Now to simulate a scenario where a developer who wants to integrate my API with his app wants to generate a access token would have to first register his app with the auth server , I registered an App ( developer's app) on auth server with Grant type client credentials.

This how my admin panel looks now with R1 with user U1 and R2 with U2 registered as resource server's and developer app not associated with any user being the client who wants to access any of these resources.

enter image description here

step 5 : Simulating how a developer would have generated the access token , I generated the access token like this enter image description here

Note : I used the client Id and client secret of Resource R1 and generated the access token , but I am able to successfully use the same access token even for Resource R2 and its working.

Question 3 : Why is the access token I generated using R1's client id and client secret working even for R2. Am I doing something wrong here ? Basically , I want to be able to produce access tokens for developer's specifically for a resource. I know there are scope and permissions but can I generate access token for a specific resource only ? what do I need to do to achieve this , do I need extend or add some logic ?

Question 4 : Is my thought on using client credentials grant type correct and are the steps that I have done to register resources server's and the client app's which are going to use resource server's correct ?

Thanks for any help

Solution

  • question 1. I am planning to use django-oauth-tool kit , it seems to me that the client credentials grant type would be suitable for this use case . Am I right ?

    Yes, You're right.

    Question 2 : Is this process of registering multiple resource server's correct ? Have I set up the introspection correctly ?
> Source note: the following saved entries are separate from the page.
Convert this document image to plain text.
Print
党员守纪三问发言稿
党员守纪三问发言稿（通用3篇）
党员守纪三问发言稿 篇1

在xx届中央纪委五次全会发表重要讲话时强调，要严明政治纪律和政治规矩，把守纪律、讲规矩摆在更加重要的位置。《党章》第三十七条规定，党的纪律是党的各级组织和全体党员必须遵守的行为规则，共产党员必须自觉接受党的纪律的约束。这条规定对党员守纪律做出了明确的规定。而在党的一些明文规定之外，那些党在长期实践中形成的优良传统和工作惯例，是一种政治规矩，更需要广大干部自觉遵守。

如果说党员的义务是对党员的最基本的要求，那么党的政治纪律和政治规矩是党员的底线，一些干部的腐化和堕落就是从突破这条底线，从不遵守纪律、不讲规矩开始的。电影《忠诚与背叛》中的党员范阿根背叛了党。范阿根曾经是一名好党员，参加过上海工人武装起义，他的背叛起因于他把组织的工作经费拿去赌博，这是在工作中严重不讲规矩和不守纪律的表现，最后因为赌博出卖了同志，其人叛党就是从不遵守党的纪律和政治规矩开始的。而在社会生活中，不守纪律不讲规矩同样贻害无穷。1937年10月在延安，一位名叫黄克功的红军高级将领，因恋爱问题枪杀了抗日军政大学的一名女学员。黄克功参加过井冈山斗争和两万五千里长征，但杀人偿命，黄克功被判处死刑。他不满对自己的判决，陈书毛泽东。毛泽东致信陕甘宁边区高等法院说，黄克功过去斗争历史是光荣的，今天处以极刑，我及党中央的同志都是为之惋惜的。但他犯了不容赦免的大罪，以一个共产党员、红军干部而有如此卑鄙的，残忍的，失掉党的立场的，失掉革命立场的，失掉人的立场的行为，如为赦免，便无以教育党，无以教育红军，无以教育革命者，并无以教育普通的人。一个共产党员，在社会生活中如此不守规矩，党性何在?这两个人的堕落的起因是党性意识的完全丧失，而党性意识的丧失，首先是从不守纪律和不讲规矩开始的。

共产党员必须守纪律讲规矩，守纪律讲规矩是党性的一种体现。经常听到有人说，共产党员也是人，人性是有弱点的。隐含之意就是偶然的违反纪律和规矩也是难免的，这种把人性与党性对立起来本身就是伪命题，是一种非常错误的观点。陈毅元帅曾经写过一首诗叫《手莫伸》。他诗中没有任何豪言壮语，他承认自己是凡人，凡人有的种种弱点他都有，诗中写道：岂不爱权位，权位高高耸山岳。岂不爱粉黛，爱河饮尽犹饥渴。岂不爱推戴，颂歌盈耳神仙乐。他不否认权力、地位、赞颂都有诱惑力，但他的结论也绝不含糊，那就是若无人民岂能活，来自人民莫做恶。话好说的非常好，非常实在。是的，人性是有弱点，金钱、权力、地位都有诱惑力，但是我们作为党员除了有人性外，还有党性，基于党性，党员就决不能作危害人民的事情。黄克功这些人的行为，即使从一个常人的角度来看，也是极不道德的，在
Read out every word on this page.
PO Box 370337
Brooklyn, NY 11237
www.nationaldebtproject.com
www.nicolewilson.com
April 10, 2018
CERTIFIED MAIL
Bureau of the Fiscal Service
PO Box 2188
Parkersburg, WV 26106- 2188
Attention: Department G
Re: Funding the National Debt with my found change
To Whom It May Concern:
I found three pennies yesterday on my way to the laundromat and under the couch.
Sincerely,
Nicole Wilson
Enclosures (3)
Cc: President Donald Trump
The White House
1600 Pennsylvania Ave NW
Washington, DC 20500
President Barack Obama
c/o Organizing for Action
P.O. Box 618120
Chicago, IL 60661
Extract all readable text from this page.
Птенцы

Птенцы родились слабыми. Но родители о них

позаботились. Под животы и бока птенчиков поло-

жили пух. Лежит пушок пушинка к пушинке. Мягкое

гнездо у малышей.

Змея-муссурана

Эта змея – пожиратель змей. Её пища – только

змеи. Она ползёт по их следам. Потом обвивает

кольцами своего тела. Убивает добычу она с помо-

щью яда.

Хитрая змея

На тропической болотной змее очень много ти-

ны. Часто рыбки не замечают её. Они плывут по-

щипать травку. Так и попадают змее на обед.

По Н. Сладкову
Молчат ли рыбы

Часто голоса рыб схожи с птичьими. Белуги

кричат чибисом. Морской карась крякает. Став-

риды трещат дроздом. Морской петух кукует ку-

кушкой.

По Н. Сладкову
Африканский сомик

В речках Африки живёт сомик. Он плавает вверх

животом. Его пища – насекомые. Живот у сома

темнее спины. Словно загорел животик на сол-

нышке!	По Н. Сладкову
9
    Yes, you're doing it the right way.

    Question 3 : How would I register different micro services running on the same resource server ?

    Do you mean running different micro-services ON DIFFERENT PORTS on the same resource server? If yes, then you have to configure your resource server in the same way as you did for your R1 and R2.

    Question 3 : Why is the access token I generated using R1's client id and client secret working even for R2. Am I doing something wrong here ? Basically , I want to be able to produce access tokens for developer's specifically for a resource. I know there are scope and permissions but can I generate access token for a specific resource only ? what do I need to do to achieve this , do I need extend or add some logic ?

    Access tokens are confidential. If shared with anyone, either of resources will be able to access it. For eg:- If I've your FB auth token, you and I can do the same thing with it, irrespective to whom does this token belong.

    Question 4 : Is my thought on using client credentials grant type correct and are the steps that I have done to register resources server's and the client app's which are going to use resource server's correct ?

    1. Yes, using client_credentials is the right way to approach your problem statement.
    2. Yes, you're setting it up the right way. However, do look into JWT for an alternative and advanced approach. Using JWT avoids the introspection call made to OAuth Server, thereby saving a network call.